Document your requirements for your purchasing team member. Here are a few tips about what to include in your policy for each job:
- Clearly define your estimated needs for each project. For example, what type of materials do you need to purchase? How much do you need and when? Which contractors do you believe you will engage for the job? When will you need them?
- Research your options. Once you know what you need, you can start researching your options. Get quotes from suppliers, compare prices, and find the best cost and service values.
- Create a system. Once you’ve found the best suppliers, create a Purchase Order system for ordering and tracking your purchases. A Purchase Order system helps you stay organized and keep track of your spending. (Note: Premier and Enterprise versions of QuickBooks include the option to create detailed Purchase Orders, and it provides Open Purchase Orders by Job reports).
- Set a budget. Before you start purchasing, set your budget. (Enter budgeted costs in your QuickBooks Estimate template.) Monitor your “Estimated vs. Actual Costs” QuickBooks reports to stay on track and avoid overspending.
- Revisit your policy regularly to ensure it’s still effective and efficient. Your purchasing needs will likely change as your company grows and changes.
Creating a purchasing policy is an important part of running a construction company. By building on these tips, you can create a system that works for your company AND helps you get the best materials and contractors at the best price.

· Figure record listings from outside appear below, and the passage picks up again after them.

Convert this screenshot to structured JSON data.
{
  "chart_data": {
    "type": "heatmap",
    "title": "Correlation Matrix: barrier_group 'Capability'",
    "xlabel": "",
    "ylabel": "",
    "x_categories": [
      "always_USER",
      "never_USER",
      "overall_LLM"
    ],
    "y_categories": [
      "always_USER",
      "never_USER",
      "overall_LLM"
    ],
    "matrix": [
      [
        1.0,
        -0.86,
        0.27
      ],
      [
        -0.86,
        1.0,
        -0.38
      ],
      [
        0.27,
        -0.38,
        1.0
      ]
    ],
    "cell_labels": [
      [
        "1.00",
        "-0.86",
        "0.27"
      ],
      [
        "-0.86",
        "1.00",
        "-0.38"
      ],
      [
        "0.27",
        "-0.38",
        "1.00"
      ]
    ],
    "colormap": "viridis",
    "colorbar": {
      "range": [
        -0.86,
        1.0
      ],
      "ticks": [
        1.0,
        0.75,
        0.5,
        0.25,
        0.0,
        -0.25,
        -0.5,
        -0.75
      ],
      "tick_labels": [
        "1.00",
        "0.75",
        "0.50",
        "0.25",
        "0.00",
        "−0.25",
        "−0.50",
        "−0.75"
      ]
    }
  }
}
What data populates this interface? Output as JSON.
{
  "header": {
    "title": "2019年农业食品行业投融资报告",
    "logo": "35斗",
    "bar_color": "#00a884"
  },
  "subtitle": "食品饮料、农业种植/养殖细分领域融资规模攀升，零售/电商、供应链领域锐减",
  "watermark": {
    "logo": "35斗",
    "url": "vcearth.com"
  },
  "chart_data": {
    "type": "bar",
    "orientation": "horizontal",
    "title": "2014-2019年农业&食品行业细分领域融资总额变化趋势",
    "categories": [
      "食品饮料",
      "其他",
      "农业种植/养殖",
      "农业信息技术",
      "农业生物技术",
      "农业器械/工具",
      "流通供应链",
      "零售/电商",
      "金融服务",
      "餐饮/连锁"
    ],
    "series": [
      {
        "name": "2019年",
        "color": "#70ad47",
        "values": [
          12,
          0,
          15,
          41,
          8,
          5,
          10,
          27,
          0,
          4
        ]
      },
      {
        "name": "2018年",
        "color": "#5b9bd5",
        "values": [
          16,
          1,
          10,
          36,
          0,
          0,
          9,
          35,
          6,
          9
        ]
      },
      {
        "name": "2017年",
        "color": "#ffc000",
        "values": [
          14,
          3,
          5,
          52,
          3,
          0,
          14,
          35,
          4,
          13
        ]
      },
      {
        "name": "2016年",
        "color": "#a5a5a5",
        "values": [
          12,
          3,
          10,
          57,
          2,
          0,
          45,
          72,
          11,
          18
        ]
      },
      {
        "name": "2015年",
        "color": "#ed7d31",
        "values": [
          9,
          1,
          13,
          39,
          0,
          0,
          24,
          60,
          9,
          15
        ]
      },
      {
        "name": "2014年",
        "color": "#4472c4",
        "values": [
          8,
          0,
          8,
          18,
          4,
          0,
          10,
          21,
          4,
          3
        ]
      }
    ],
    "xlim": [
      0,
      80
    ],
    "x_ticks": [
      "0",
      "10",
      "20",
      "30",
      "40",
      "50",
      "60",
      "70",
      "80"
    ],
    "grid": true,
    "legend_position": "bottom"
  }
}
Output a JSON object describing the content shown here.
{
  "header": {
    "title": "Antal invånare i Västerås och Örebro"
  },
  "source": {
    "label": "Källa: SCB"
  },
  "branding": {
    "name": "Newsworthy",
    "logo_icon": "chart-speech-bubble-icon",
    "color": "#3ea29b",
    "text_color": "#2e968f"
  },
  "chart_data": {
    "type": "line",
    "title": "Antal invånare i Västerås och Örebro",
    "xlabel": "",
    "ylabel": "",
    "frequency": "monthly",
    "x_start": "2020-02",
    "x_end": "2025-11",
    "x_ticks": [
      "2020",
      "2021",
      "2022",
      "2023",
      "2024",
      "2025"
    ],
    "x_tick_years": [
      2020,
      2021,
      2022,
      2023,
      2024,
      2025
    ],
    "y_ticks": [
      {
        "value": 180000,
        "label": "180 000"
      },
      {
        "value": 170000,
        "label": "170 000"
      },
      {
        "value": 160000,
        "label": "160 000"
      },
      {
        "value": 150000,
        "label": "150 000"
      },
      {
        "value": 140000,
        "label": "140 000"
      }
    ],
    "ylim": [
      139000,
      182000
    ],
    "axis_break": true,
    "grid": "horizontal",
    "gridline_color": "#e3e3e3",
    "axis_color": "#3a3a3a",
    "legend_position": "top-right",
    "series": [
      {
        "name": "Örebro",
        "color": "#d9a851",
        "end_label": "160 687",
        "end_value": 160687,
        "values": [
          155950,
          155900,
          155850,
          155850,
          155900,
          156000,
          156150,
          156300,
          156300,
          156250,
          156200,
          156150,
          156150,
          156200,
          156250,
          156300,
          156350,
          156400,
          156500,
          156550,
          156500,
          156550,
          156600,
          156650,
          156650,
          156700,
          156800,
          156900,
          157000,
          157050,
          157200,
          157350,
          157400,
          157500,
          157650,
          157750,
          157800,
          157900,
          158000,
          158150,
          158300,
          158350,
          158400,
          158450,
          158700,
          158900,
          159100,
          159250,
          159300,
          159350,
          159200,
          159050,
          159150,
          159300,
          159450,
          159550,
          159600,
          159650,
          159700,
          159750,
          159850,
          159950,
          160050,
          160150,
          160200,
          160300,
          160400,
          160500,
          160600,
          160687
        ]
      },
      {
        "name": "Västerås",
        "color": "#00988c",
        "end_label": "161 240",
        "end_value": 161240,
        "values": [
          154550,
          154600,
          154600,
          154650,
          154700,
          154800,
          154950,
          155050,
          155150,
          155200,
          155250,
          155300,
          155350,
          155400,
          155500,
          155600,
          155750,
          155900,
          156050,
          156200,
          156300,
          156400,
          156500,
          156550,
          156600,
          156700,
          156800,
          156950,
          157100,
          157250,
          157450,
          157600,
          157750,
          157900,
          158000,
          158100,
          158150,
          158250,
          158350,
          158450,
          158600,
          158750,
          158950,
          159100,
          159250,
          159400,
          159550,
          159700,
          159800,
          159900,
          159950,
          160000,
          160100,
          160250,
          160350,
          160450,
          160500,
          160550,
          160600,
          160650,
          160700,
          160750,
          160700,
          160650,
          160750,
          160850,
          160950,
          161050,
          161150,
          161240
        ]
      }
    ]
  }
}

Now that you’ve read through what all our builder experts have to offer when it comes to improving operations, which ones will you implement today? Don’t let all this valuable knowledge go to waste. Make it part of your 2023 strategy before the new year.
Ed Hauck
Consultant I Builder Partnerships
Your Cost, Not Your Margins, to Meet the Buyer’s Budget
Interest rates have decreased buyers’ budgets by approximately 20%. Not all buyers can afford higher monthly payments or have extra deposit money available to keep their payments within budget. Some builders are offering buydowns. Others are offering discounts. Both options reduce margins. The only other alternative is to reduce direct construction costs. Over the last few years, as sale prices increased, we added amenities into our homes. We were also too busy to effectively monitor the waste in our homes. And we did not focus on the efficiency of our homes. We can address all three of these things very quickly. This works on our backlog going forward, as well. These issues can be addressed in about 30 days, in time to offer new, lower pricing in Q1 2023. We should also consider developing a new product that is more efficient with less square footage. In most cases, this can be accomplished in a few months. This should be the number one priority for the purchasing and estimating team.